Indigenous Peoples and Human Rights

September 30, 2009

Reporter's Notebook: In the beginning




Reporter's Notebook
Brenda Norrell, Censored News, http://www.bsnorrell.blogspot.com/
In the beginning, there was Michoacan. We arrived by buses from the border, with the Yaqui and Mayo from Sonora and Sinoloa. There was a heavy fog in the mountains of Michoacan, as the National Indigenous Congress gathered. A man in his twenties from Guerrero with one leg came aboard our bus. He was very thin and said there was little to eat in his home state of Guerrero, where logging companies and oppression were intense.
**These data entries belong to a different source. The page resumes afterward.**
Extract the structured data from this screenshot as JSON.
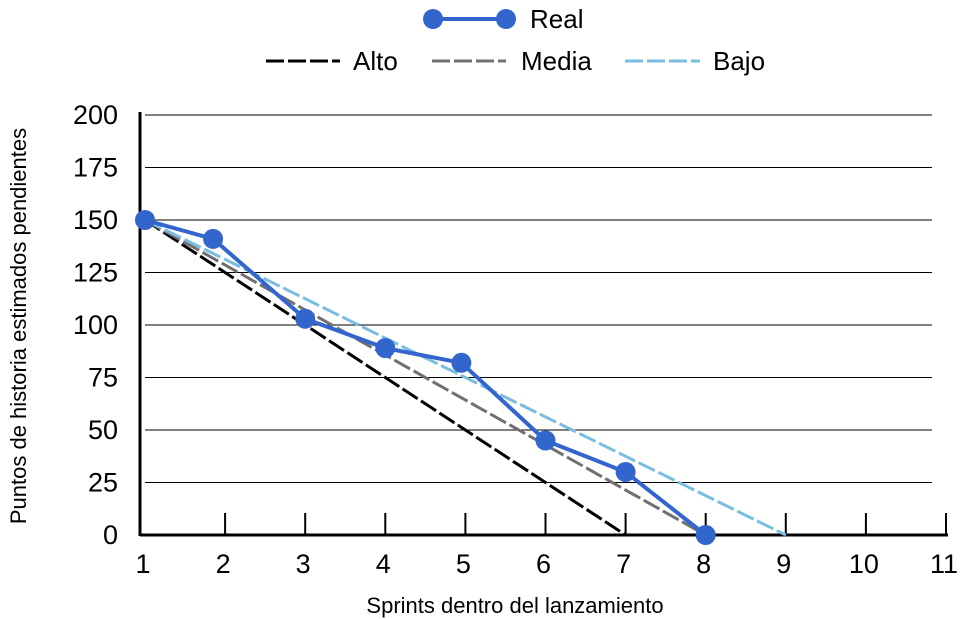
{
  "chart_data": {
    "type": "line",
    "xlabel": "Sprints dentro del lanzamiento",
    "ylabel": "Puntos de historia estimados pendientes",
    "xlim": [
      1,
      11
    ],
    "ylim": [
      0,
      200
    ],
    "x_ticks": [
      "1",
      "2",
      "3",
      "4",
      "5",
      "6",
      "7",
      "8",
      "9",
      "10",
      "11"
    ],
    "y_ticks": [
      "0",
      "25",
      "50",
      "75",
      "100",
      "125",
      "150",
      "175",
      "200"
    ],
    "grid": "horizontal",
    "legend_position": "top",
    "series": [
      {
        "name": "Real",
        "style": "solid-markers",
        "color": "#3366cc",
        "points": [
          [
            1,
            150
          ],
          [
            1.85,
            141
          ],
          [
            3,
            103
          ],
          [
            4,
            89
          ],
          [
            4.95,
            82
          ],
          [
            6,
            45
          ],
          [
            7,
            30
          ],
          [
            8,
            0
          ]
        ]
      },
      {
        "name": "Alto",
        "style": "dashed",
        "color": "#000000",
        "points": [
          [
            1,
            150
          ],
          [
            7,
            0
          ]
        ]
      },
      {
        "name": "Media",
        "style": "dashed",
        "color": "#707070",
        "points": [
          [
            1,
            150
          ],
          [
            8,
            0
          ]
        ]
      },
      {
        "name": "Bajo",
        "style": "dashed",
        "color": "#79bde0",
        "points": [
          [
            1,
            150
          ],
          [
            9,
            0
          ]
        ]
      }
    ]
  }
}
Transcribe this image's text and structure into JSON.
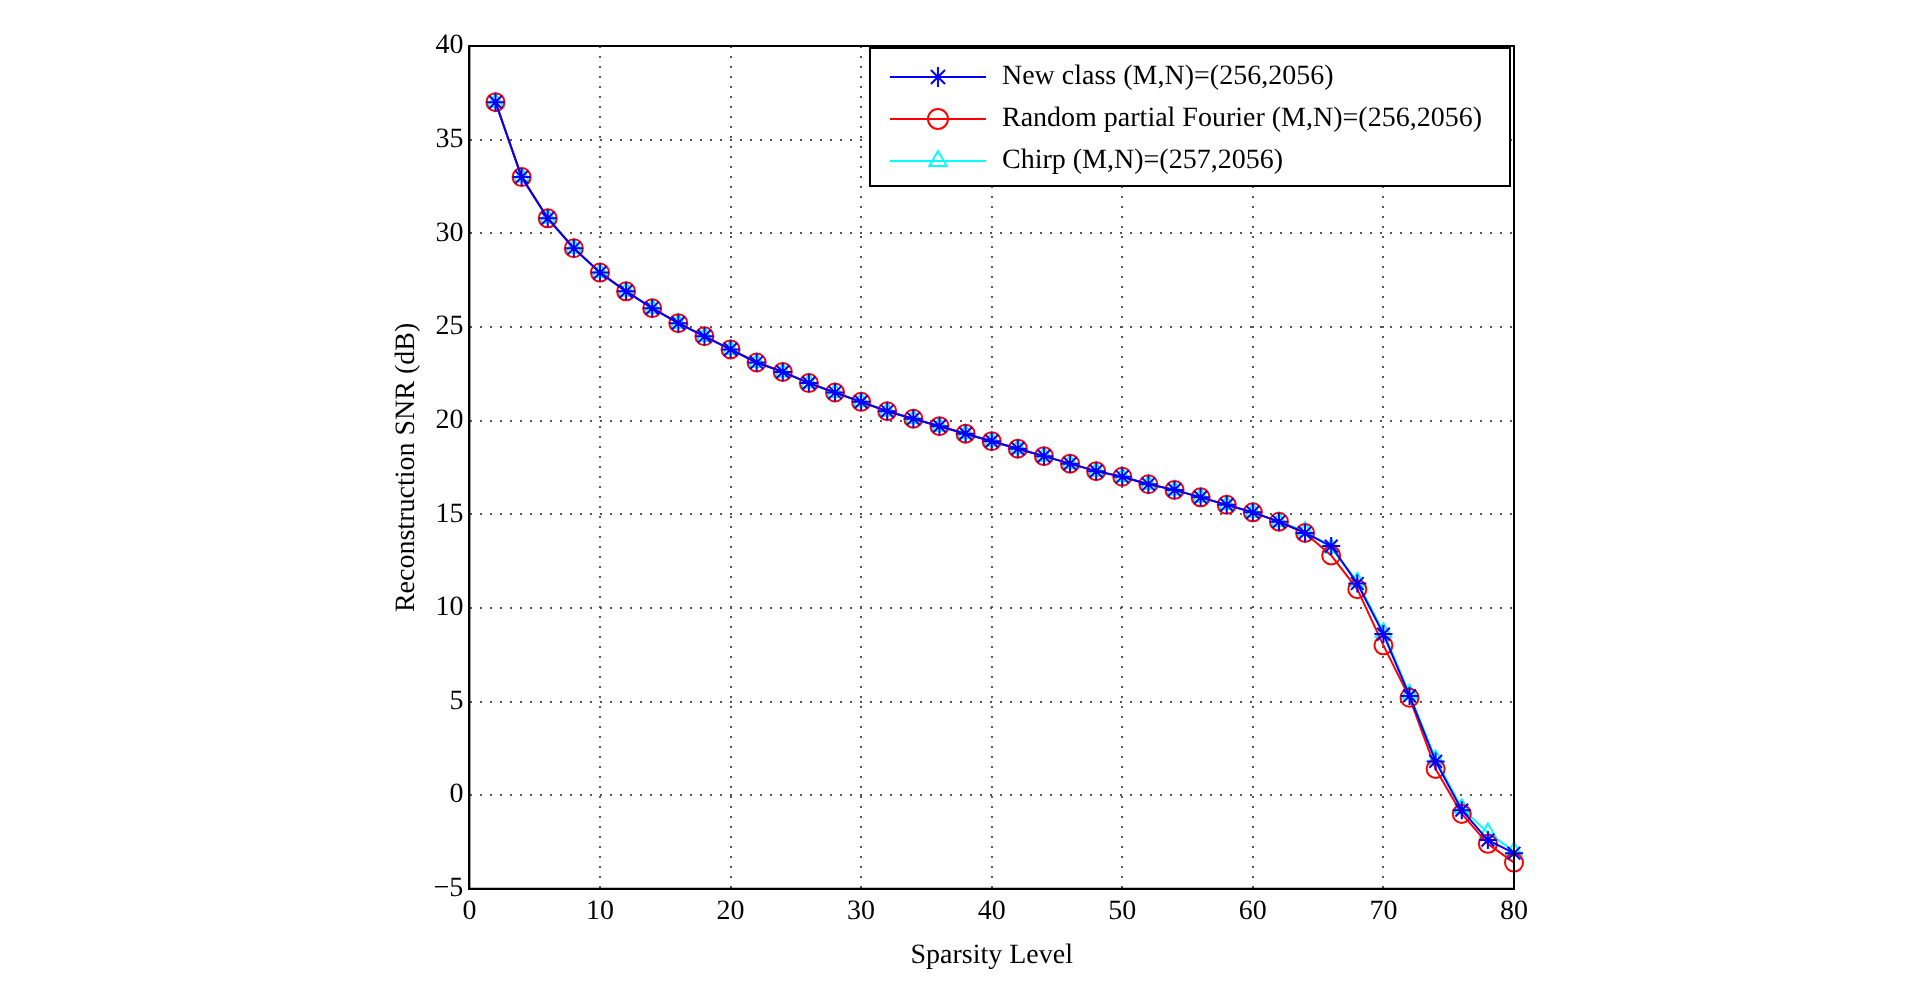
{
  "chart_data": {
    "type": "line",
    "xlabel": "Sparsity Level",
    "ylabel": "Reconstruction SNR (dB)",
    "x": [
      2,
      4,
      6,
      8,
      10,
      12,
      14,
      16,
      18,
      20,
      22,
      24,
      26,
      28,
      30,
      32,
      34,
      36,
      38,
      40,
      42,
      44,
      46,
      48,
      50,
      52,
      54,
      56,
      58,
      60,
      62,
      64,
      66,
      68,
      70,
      72,
      74,
      76,
      78,
      80
    ],
    "series": [
      {
        "name": "New class (M,N)=(256,2056)",
        "color": "#0000ff",
        "marker": "cross",
        "values": [
          37,
          33,
          30.8,
          29.2,
          27.9,
          26.9,
          26,
          25.2,
          24.5,
          23.8,
          23.1,
          22.6,
          22,
          21.5,
          21,
          20.5,
          20.1,
          19.7,
          19.3,
          18.9,
          18.5,
          18.1,
          17.7,
          17.3,
          17,
          16.6,
          16.3,
          15.9,
          15.5,
          15.1,
          14.6,
          14,
          13.3,
          11.3,
          8.6,
          5.3,
          1.8,
          -0.8,
          -2.4,
          -3.1
        ]
      },
      {
        "name": "Random partial Fourier (M,N)=(256,2056)",
        "color": "#ff0000",
        "marker": "circle",
        "values": [
          37,
          33,
          30.8,
          29.2,
          27.9,
          26.9,
          26,
          25.2,
          24.5,
          23.8,
          23.1,
          22.6,
          22,
          21.5,
          21,
          20.5,
          20.1,
          19.7,
          19.3,
          18.9,
          18.5,
          18.1,
          17.7,
          17.3,
          17,
          16.6,
          16.3,
          15.9,
          15.5,
          15.1,
          14.6,
          14,
          12.8,
          11,
          8,
          5.2,
          1.4,
          -1,
          -2.6,
          -3.6
        ]
      },
      {
        "name": "Chirp (M,N)=(257,2056)",
        "color": "#00ffff",
        "marker": "triangle",
        "values": [
          37,
          33,
          30.8,
          29.2,
          27.9,
          26.9,
          26,
          25.2,
          24.5,
          23.8,
          23.1,
          22.6,
          22,
          21.5,
          21,
          20.5,
          20.1,
          19.7,
          19.3,
          18.9,
          18.5,
          18.1,
          17.7,
          17.3,
          17,
          16.6,
          16.3,
          15.9,
          15.5,
          15.1,
          14.6,
          14.1,
          13.2,
          11.4,
          8.7,
          5.4,
          1.9,
          -0.7,
          -2,
          -3
        ]
      }
    ],
    "xlim": [
      0,
      80
    ],
    "xticks": [
      0,
      10,
      20,
      30,
      40,
      50,
      60,
      70,
      80
    ],
    "ylim": [
      -5,
      40
    ],
    "yticks": [
      {
        "value": -5,
        "label": "−5"
      },
      0,
      5,
      10,
      15,
      20,
      25,
      30,
      35,
      40
    ],
    "grid": true,
    "legend": "top right",
    "line_style": "solid"
  }
}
He hopped everywhere he went. He served on security on the Zapatistas caravan across Mexico. He was one of the bravest men I've ever known. The Zapatistas caravan across Mexico was one of the best things I've ever know.
Photo two: Riley, Choctaw AIM member from Oklahoma, and Demetria Martinez, award winning author of 'Mother Tongue,' among those protesting NAFTA in Tucson in the beginning. In her book Mother Tongue, Martinez, once arrested as she documented the Sanctuary Movement at the border, tells of the real struggle of Indigenous fleeing torture in Central America.
Photo three: In memory of Willie Lonewolf, on the Longest Walk 2008, at the Ute Indian Museum in southern Colorado. Keep singing.